Lankford '92: .317/.398/.519, XBH line 45-7-22, OPS+ 143
Salmon '97: .293/.392/.516, XBH line 28-1-33, OPS+ 134
Puckett '89: .336/.377/.463, XBH line 45-4-9, OPS+ 131

Lankford gains the most from his raw stats in the neutralization.
   13. AJMcCringleberry Posted: June 17, 2009 at 10:28 AM (#3221910)
quick - name the single season records for doubles and triples

67 and 36?

Checks b-ref...damn, I'm good.
   14. OCF Posted: June 29, 2009 at 04:15 AM (#3236342)
From El Hombre ... (Le Samorai) above:

Lankford was sort of like a perfect storm of underratedness. He played for a great franchise - in a down era, bridging the gap between ...

Would the Yankee version of this comment be Roy White?
   15. Paul Wendt Posted: June 29, 2009 at 01:30 PM (#3236469)
Yes, an excellent match, except with a happy ending. Roy White enjoyed two World Series championships.
   16. Jeff K. Posted: November 29, 2009 at 12:59 AM (#3398304)
OCF, Jimmy Wynn says hello and would like to know where this club meets.

For a random "Did You Know?" (man, I miss when Sportscenter used to be good) of the day:

Did you know that for some unknown reason, the Astros made Jimmy Wynn play shortstop in 1963? It's true!
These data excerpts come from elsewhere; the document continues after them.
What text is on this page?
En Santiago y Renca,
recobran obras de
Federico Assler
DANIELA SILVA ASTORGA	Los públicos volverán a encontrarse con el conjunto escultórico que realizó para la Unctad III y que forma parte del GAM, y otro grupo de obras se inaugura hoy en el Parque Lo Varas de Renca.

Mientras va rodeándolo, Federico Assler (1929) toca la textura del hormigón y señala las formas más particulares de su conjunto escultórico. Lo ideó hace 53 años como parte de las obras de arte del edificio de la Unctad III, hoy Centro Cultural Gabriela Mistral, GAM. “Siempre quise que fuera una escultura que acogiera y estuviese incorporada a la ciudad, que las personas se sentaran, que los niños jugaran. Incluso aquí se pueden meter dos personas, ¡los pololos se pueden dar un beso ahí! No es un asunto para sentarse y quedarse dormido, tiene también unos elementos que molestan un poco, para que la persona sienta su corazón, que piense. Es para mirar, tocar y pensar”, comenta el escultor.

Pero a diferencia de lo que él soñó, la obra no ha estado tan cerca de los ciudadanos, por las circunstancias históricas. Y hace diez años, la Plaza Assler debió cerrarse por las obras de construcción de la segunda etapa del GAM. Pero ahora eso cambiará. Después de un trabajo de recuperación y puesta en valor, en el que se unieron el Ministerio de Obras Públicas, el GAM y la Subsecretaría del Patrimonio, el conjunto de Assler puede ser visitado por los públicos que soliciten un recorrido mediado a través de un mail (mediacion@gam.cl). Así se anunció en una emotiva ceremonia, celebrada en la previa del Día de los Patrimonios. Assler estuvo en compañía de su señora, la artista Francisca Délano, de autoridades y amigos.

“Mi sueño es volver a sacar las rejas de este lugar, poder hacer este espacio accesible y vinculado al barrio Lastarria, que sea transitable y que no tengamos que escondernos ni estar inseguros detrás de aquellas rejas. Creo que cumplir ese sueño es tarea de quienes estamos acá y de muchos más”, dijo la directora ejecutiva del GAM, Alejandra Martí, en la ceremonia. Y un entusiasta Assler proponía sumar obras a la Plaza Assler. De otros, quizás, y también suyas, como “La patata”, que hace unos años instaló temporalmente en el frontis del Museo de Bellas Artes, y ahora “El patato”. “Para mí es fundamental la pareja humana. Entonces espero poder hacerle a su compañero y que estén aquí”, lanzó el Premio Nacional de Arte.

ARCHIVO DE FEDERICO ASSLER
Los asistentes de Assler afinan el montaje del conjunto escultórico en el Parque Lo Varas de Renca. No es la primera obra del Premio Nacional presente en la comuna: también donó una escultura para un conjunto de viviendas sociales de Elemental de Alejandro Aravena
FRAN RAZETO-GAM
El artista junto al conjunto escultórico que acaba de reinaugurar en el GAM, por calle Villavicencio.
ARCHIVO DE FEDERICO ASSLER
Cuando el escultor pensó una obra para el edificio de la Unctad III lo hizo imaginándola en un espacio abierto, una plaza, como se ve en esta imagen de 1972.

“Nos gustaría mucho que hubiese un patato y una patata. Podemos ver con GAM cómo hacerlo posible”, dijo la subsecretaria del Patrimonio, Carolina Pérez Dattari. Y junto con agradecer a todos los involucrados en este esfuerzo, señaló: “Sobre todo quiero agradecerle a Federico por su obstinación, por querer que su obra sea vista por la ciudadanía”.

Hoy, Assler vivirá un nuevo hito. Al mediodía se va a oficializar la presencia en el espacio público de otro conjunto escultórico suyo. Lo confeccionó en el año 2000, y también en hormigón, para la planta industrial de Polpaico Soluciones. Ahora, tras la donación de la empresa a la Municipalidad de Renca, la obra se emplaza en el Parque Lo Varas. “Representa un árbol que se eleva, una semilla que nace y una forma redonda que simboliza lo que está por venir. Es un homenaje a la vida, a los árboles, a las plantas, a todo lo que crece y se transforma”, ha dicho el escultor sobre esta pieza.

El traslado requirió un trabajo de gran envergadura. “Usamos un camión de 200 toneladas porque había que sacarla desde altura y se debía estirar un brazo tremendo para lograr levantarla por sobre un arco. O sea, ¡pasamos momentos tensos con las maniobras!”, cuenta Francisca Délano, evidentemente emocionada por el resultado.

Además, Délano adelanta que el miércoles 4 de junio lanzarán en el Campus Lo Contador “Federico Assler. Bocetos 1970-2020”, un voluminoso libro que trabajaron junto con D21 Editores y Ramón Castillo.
And after he committed 20 errors in 50 games at AA San Antonio, they called him on up to the big club for a whole bunch of games all over the diamond, but 21 of them at short for a total of 130 innings fielding the position. You can guess how that went, apparently. He got to nothing (comical RF numbers and somehow a shortstop in 130 innings on 'Turf only managed to field 53 balls, booting 4 of those, and turned only 81% of those balls into outs. These all blow my mind: he only managed to start *2* double plays, he only had 18 assists to first base, and I think this is the topper: he did not have a single FC in those 130 innings.
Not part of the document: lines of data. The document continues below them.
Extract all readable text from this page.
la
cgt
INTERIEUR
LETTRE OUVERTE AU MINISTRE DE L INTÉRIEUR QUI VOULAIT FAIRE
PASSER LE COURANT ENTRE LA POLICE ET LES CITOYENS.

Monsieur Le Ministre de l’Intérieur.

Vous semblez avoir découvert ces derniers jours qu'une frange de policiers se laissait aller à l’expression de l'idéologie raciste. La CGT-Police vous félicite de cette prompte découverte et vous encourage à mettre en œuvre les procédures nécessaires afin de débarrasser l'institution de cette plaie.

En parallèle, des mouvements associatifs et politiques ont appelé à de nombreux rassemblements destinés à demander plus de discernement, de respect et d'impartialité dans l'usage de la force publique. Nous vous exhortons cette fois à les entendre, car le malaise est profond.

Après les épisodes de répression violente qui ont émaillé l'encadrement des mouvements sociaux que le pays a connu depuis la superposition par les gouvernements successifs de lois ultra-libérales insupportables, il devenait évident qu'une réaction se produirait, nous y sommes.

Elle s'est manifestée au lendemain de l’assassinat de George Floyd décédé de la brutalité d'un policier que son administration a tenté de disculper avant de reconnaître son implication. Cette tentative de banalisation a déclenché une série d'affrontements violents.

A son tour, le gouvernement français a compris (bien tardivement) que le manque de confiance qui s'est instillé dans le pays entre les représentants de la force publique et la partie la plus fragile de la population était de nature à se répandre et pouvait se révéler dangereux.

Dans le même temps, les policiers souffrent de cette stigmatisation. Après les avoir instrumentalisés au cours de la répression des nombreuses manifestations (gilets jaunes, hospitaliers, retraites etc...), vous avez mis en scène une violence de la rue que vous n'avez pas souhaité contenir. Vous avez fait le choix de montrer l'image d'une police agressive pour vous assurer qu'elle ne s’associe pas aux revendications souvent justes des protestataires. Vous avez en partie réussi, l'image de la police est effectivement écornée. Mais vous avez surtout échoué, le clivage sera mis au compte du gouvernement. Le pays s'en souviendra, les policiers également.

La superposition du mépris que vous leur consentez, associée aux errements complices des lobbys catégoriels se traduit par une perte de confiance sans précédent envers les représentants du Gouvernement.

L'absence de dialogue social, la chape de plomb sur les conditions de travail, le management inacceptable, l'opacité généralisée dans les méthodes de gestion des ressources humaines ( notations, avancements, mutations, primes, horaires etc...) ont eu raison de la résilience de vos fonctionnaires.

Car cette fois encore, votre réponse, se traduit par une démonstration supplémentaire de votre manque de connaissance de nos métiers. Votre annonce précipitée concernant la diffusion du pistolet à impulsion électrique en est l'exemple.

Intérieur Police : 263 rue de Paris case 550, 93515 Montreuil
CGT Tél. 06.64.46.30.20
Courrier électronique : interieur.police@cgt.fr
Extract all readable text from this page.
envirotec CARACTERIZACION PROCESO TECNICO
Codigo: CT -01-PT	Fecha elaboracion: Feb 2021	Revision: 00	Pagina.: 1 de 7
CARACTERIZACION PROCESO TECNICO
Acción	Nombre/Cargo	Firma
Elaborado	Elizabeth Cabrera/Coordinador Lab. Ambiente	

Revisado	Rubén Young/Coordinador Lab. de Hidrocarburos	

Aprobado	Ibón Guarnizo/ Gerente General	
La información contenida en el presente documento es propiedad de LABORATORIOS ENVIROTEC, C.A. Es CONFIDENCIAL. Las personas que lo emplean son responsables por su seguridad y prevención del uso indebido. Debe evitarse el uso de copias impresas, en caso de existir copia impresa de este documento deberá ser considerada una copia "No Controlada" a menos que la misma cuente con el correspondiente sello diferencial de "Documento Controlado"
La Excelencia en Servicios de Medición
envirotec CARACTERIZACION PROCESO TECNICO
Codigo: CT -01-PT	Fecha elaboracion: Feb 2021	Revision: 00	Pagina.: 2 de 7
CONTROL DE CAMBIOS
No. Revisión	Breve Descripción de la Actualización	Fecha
He put up an *un*adjusted -7.1 FRAA by Forman's calculations. That was good for 6th worst by all MLB shortstops. Except of the 5 ahead of him, 2 barely were and had 3x as many innings in the field, two were marginally ahead of him but in 7x and 9x the innings, and then you have Andre Rodgers.
   17. JoeD has the Imperial March Stuck in His Head Posted: November 30, 2009 at 04:56 PM (#3399150)
Hey Jeff - interesting story!

But shouldn't that go on the Jimmy Wynn thread?

:-)

One thing I always thought was weird, in terms of guys at strange positions (and I've commented here before on it) was Dave Kingman being considered such a horrible 3B. His RFs are actually outstanding, and until his next to last year there, he didn't make an insane number of errors either.
   18. JoeD has the Imperial March Stuck in His Head Posted: November 30, 2009 at 05:00 PM (#3399155)
Kingman ended up -4.7 runs at 3B in basically a full season's worth of PT. -2 of that was on DPs. He was actually +.6 on the road and -3.2 (not including DPs) at home, with all but 100 innings coming with the Giants. Did Candlestick have a rep for being a pretty tough infield?

Also outside of his horrid 159 innings there in 1974, he was basically league average.